Although a lifelong trade-unionist, I have never been wealthy enough to afford the luxury of indulging in a socialist mindset. Neither am I a member of the Labour party. But the present kerfuffle over the party leadership interests me a great deal. At the July 20 "hustings" , the four leadership contenders addressed a Jewish audience. That this should have been felt necessary is itself of some significance. Although the UK's Jewish vote is not large, it is strategically concentrated. Had a handful of "Jewish" constituencies not turned so heavily to the Tories last May, David Cameron might not now be prime minister - or (more likely) he might now be in office but not in power.

Labour lost the election for many reasons . But it's likely that its then Jewish leader, Ed Miliband, was also a liability. "How Jewish is he," one Labour stalwart asked me. "Is he a Zionist?" In 2013, Miliband insisted that he was (after a fashion) but it took him just 24 hours to back-pedal furiously, his office insisting that he had "not used the word Zionist to describe himself" - which was indeed the case. Why did he back-pedal so furiously? Because in most Labour circles Zionism is a dirty word. The only Jews now welcome within these circles are anti-Zionist Jews, willing to stand shoulder to shoulder with anti-Zionist non-Jews in demonstrations against the Jewish state.

Now, in the contest for the Labour leadership, there enters Jeremy Corbyn, who is positively brimming with socialist credentials. Grammar-school educated himself, he would deny such an opportunity to others. He supports Sinn Fein, the political wing of the Irish Republican Army. He's a long-time member of another lost cause, the Campaign for Nuclear Disarmament. He opposes austerity. And he supports - and is indeed a patron of - the Palestine Solidarity Campaign.

Corbyn's quest for the Labour leadership is to be welcomed. For a start, it has crystallised and forced into the open a structural division within Labour ranks, between the pragmatists, (Blairites of various hues) who argue that Labour's overwhelming priority is to win back lost voters; and the idealists, who insist that the winning of votes is less important than the purification and preservation of the party's socialist credentials. An important and influential section of the Labour movement has always believed that power corrupts, and that winning power is less important than spreading an unadulterated socialist message. It is to this tradition that Corbyn belongs, as did Michael Foot and Aneurin Bevan.

More than this, however, Corbyn's candidature has brought to the fore Labour's Jewish Question. At the hustings, Corbyn was asked about the Balfour Declaration. I cannot say whether Corbyn, in his answer, declared it had been "imposed" by Jewish members of the Lloyd George Cabinet, or "opposed." But I'm going to give Corbyn the benefit of the doubt, and agree that what he said was "The Balfour Declaration was an extremely confused document which did not enjoy universal support in the cabinet of the time, and indeed was opposed by some of the Jewish members."

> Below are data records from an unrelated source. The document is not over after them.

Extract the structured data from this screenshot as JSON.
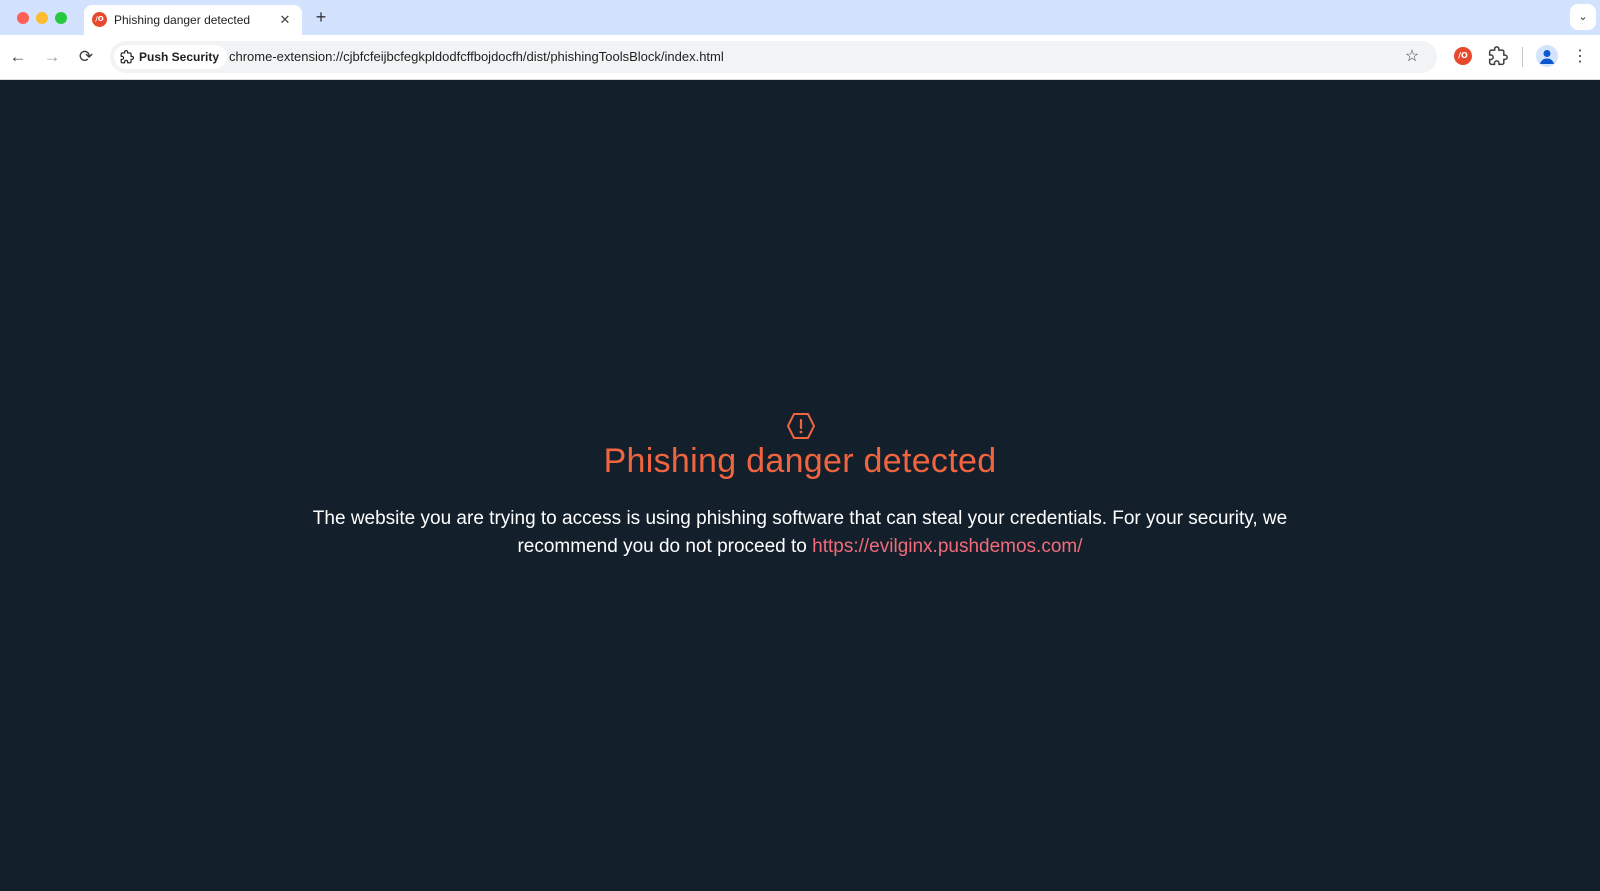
{
  "browser": {
    "tab": {
      "title": "Phishing danger detected",
      "favicon": "push-security-logo",
      "close_glyph": "✕"
    },
    "new_tab_glyph": "+",
    "tab_search_glyph": "⌄",
    "nav": {
      "back_glyph": "←",
      "forward_glyph": "→",
      "reload_glyph": "⟳"
    },
    "omnibox": {
      "site_chip_label": "Push Security",
      "url": "chrome-extension://cjbfcfeijbcfegkpldodfcffbojdocfh/dist/phishingToolsBlock/index.html",
      "star_glyph": "☆"
    },
    "extension_badge_text": "/O",
    "favicon_text": "/O",
    "menu_glyph": "⋮"
  },
  "page": {
    "icon": "warning-hexagon-icon",
    "title": "Phishing danger detected",
    "message_prefix": "The website you are trying to access is using phishing software that can steal your credentials. For your security, we recommend you do not proceed to ",
    "link_text": "https://evilginx.pushdemos.com/"
  },
  "colors": {
    "background": "#13202b",
    "accent": "#f0643f",
    "link": "#f36b7a",
    "text": "#ffffff"
  }
}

This fear of imagined Jewish power haunts the Labour party

The problem is that there was, at that time, only one Jewish member of the Cabinet, namely Edwin Montagu, Secretary of State for India. Montagu - in common with many members of the wealthy, assimilated Anglo-Jewish aristocracy - was most definitely an anti-Zionist; his opposition to the Balfour Declaration was without qualification. But he was, at that time, the only Jewish member of the Cabinet.

Corbyn clearly thought otherwise. He might of course have made a genuine error. But I believe his reference to "some of the Jewish members of the cabinet" was more in the nature of a Freudian slip, and that what this error really tells us is that Jeremy Corbyn sees Jews where there are none (or at least very few).

Corbyn - in other words - has a problem with Jews, whose political influence he grossly overstates. This fear - of imagined Jewish power - has haunted the Labour party from the moment of its foundation. A Corbyn victory in the leadership contest would at last bring this apparition into the open, where it desperately needs to be.